B. Executive Order 12866 (Regulatory Planning and Review)

This action is exempt from OBM review under Executive Order 12866.

C. Regulatory Flexibility Act

Under the Regulatory Flexibility Act (RFA), 5 U.S.C. et seq., EPA must prepare a regulatory flexibility analysis assessing the impact on small entities of any rule subject to the notice-and-comment rulemaking requirements. Because this action is exempt from such requirements, as described under (A) above, it is not subject to the RFA.

D. Unfunded Mandates Reform Act of 1995

Title II of the Unfunded Mandates Reform Act of 1995 (UMRA), Public Law 104-4, establishes requirements for Federal agencies to assess the effects of their regulatory actions on State, local, and tribal governments and the private sector. Under section 202 of the UMRA, EPA generally must prepare a written statement, including a cost-benefit analysis, for proposed and final rules with “Federal mandates” that may result in expenditures to State, local, and tribal governments, in the aggregate, or to the private sector, of $100 million or more in any 1 year. Before promulgating an EPA rule for which a written statement is needed, section 205 of the UMRA generally requires EPA to identify and consider a reasonable number of regulatory alternatives and adopt the least costly, most cost-effective or least burdensome alternative that achieves the objectives of the rule.

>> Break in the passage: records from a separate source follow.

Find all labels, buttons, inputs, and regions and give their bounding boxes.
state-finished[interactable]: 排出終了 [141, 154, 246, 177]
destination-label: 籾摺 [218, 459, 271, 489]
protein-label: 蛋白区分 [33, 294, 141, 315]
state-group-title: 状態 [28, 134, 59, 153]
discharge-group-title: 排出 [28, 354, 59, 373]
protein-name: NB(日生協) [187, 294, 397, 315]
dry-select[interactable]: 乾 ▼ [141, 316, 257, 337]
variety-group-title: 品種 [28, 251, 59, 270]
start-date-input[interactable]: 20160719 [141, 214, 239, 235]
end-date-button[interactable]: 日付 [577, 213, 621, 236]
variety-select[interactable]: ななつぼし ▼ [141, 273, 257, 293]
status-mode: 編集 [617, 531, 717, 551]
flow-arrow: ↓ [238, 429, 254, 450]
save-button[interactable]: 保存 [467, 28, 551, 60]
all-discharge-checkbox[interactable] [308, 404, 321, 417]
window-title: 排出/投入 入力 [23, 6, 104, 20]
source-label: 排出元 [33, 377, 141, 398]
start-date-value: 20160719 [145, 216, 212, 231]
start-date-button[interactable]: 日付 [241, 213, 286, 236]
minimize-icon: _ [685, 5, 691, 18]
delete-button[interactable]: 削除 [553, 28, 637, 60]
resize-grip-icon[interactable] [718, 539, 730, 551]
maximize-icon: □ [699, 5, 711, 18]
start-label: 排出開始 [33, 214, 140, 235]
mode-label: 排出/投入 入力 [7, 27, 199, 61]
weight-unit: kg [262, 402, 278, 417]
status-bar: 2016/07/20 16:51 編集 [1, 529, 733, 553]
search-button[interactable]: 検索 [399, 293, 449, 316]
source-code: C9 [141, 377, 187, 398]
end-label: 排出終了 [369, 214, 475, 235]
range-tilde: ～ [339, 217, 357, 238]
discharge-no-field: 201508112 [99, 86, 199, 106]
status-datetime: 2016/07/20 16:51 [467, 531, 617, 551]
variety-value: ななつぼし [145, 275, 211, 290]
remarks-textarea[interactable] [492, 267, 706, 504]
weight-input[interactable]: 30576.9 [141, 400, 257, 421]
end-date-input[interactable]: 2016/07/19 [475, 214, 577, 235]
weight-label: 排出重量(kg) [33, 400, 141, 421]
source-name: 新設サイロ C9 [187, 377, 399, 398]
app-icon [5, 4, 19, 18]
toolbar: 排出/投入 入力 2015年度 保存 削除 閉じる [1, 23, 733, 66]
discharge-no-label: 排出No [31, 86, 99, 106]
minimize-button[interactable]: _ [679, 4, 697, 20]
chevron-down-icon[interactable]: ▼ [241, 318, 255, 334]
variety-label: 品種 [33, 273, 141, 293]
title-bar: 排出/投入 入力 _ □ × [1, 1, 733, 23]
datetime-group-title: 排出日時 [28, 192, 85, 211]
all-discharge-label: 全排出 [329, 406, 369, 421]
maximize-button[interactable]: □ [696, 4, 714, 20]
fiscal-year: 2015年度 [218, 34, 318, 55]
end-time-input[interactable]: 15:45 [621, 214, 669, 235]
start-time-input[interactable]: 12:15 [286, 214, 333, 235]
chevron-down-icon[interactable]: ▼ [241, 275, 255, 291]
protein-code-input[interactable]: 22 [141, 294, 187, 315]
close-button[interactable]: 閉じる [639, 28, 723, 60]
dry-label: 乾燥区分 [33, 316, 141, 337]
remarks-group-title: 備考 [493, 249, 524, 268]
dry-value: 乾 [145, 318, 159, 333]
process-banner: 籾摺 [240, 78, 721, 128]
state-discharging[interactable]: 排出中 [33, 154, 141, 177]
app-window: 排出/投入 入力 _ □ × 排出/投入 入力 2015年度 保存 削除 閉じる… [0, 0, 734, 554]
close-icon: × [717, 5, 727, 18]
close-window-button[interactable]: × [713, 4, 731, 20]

Before EPA establishes any regulatory requirements that may significantly or uniquely affect small governments, including tribal governments, it must have developed under section 203 of the UMRA a small government agency plan. The plan must provide for notifying potentially affected small governments, enabling officials of affected small governments to have meaningful and timely input in the development of EPA regulatory proposals with significant Federal intergovernmental mandates, and informing, educating, and advising small governments on compliance with the regulatory requirements.

Today's rule contains no Federal mandates (under the regulatory provisions of title II of the UMRA) for State, local, or tribal governments or the private sector. The various CAA provisions discussed in this notice require the States to submit SIPs. This notice merely provides a finding that the States have not met those requirements. This notice does not, by itself, require any particular action by any State, local, or tribal government, or by the private sector.

For the same reasons, EPA has determined that this rule contains no regulatory requirements that might significantly or uniquely affect small governments.

E. Submission to Congress and the General Accounting Office

Under section 801(a)(1)(A) of the APA, as amended by the Small Business Regulatory Enforcement Fairness Act of 1996 (SBREFA), EPA submitted, by the effective date of this rule, a report containing this rule and other required information to the U.S. Senate, the U.S. House of Representatives and the Comptroller General of the General Accounting Office. This rule is not a “major rule” as defined by APA 804(2), as amended.

The EPA is issuing this action as a rulemaking. There is a question as to whether this action is a rule of “particular applicability” under § 804(3)(A) of the APA as amended by SBREFA, and thus exempt from the congressional submission requirements, because this rule applies only to named States. In this case, EPA has decided to err on the side of submitting this rule to Congress, but will continue to consider this issue of the scope of the exemption for rules of “particular applicability.”

F. Paperwork Reduction Act

This rule does not contain any information collection requirements which require OMB approval under the Paperwork Reduction Act (44 U.S.C. 3501 et seq.).

G. Judicial Review

Under CAA section 307(b)(1), a petition to review today's action may be filed in the Court of Appeals for the District of Columbia within 60 days of December 26, 2000.

Dated: December 19, 2000.

Robert Perciasepe,

Assistant Administrator, Office of Air and Radiation.